WATCH: A Calgary mom’s concerns over her oldest child have gone viral, after the mother of four posted a letter to her blog, upset with the way her Down syndrome son was treated during little league t-ball registration. Jill Croteau reports.
A Calgary mom’s concerns over her oldest child have gone viral.
Karyn Slater, a mom of four active little boys, posted a letter to her blog to say she was upset the way a little league organization responded to her about signing up her son who has Down syndrome.
Slater wanted to sign two of her sons up for T-ball this spring. She wanted the brothers to play on the same team but instead of getting them on the roster, an alternate program was suggested to her by league officials.
Rather than responding to her email reading “sign him up,” the league directed her to a program they felt could better accommodate his needs.
“They didn’t flat out say ‘no’ but said, ‘We have had challenges with kiddos with disabilities and so we would recommend this other program to you,’” Slater said.
Karyn and her husband Curtis have made all kinds of efforts to enrol their son into mainstream sports and a typical school and want him to be as included as possible.
“They didn’t give Jake a chance without meeting him,” Curtis said. “It was a blanket statement suggesting the other program was a better fit and it didn’t seem right.”
Karyn felt protective.
“You love your kids and I am a mama bear for all of them.
” You go through anger, hurt and grieving.” she added. “I came out of that with more of a resolve to be an advocate for change in the midst of that.”
“There has been a reaction and it struck a nerve in the disability community,” Curtis said. “This is a common experience, they’re often approaching organizations where it’s easier to say no or suggest another program and for us, that’s not OK.”

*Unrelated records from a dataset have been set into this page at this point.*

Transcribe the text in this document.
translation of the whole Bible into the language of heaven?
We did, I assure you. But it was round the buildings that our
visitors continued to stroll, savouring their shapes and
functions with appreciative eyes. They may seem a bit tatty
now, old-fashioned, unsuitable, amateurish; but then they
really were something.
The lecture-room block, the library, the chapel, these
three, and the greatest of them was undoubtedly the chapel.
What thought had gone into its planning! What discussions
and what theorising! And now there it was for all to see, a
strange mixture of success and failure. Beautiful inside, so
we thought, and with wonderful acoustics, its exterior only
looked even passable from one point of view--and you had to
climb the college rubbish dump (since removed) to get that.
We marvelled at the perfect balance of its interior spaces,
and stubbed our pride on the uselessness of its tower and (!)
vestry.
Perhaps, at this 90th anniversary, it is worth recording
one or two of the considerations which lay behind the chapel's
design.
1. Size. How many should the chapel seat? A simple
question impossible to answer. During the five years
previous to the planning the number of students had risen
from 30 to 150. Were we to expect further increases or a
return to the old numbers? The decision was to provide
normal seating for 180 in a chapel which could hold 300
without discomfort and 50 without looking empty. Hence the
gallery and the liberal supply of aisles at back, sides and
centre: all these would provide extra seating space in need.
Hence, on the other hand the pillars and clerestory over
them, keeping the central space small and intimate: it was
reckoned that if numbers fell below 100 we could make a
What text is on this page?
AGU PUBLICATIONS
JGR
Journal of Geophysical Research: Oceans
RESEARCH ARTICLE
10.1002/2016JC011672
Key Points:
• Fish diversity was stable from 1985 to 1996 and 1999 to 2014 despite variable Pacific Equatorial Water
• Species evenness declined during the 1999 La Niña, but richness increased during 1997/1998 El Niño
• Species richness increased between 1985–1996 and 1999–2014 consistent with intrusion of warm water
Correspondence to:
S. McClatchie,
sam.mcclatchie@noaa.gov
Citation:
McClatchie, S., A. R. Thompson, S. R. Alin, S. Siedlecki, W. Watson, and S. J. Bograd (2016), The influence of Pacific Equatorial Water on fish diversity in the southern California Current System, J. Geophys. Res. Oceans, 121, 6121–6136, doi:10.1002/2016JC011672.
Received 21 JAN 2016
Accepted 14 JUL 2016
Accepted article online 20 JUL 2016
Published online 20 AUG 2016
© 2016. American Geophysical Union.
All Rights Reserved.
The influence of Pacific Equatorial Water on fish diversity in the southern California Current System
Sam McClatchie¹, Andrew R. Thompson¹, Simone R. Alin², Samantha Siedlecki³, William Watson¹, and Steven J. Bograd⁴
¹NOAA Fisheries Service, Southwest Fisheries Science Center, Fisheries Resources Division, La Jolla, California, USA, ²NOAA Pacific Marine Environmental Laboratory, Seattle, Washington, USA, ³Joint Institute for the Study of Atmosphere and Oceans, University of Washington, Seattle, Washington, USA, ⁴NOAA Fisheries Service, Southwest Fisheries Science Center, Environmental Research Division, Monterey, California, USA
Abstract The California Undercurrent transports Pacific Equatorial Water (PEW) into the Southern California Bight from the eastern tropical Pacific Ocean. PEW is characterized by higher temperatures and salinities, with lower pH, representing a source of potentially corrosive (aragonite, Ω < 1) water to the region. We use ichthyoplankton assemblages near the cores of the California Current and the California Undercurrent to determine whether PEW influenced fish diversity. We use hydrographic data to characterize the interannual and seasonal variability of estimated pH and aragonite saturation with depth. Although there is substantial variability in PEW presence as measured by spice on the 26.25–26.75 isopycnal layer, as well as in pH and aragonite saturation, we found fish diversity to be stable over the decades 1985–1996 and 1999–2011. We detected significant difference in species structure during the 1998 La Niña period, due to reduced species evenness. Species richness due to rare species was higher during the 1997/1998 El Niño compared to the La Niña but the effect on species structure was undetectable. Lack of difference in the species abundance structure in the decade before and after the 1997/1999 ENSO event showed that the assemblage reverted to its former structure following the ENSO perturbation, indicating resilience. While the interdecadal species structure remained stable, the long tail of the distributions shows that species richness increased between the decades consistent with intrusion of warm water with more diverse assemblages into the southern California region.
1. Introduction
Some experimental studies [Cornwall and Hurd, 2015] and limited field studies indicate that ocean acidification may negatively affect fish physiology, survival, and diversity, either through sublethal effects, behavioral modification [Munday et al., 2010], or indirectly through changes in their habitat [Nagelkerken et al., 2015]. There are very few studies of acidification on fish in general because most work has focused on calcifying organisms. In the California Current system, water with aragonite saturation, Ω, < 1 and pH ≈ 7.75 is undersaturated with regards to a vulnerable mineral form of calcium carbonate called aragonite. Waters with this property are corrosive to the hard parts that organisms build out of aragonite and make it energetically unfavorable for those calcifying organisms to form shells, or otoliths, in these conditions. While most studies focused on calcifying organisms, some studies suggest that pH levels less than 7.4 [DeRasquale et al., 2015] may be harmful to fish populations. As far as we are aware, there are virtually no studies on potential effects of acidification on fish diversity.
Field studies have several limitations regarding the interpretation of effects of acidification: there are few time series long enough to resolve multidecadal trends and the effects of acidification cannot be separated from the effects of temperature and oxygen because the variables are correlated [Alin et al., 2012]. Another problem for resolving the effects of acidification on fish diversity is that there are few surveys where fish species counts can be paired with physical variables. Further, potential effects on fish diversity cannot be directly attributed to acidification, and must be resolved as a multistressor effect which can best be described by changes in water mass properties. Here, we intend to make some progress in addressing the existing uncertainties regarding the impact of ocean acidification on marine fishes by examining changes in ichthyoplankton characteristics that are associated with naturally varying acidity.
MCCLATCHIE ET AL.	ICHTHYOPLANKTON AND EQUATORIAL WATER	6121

The Centennial Little league president, Chris Bentley, said they never refused Jake into the program and insisted it was more of what they would consider a “suggestion” about enrolling him somewhere else.
“I have regrets there’s a kid out there not playing ball,” Bentley said. “But do I have a regret suggesting she try Challenger first? Absolutely not.
“It’s designed for kids with emotional, cognitive and physical challenges and she took the suggestion the wrong way.”
Bentley added they’ve had lots of kids with different abilities in the past play for their teams and are happy to have Jake play. The Slaters say for this season, they’ve scheduled their son for soccer instead.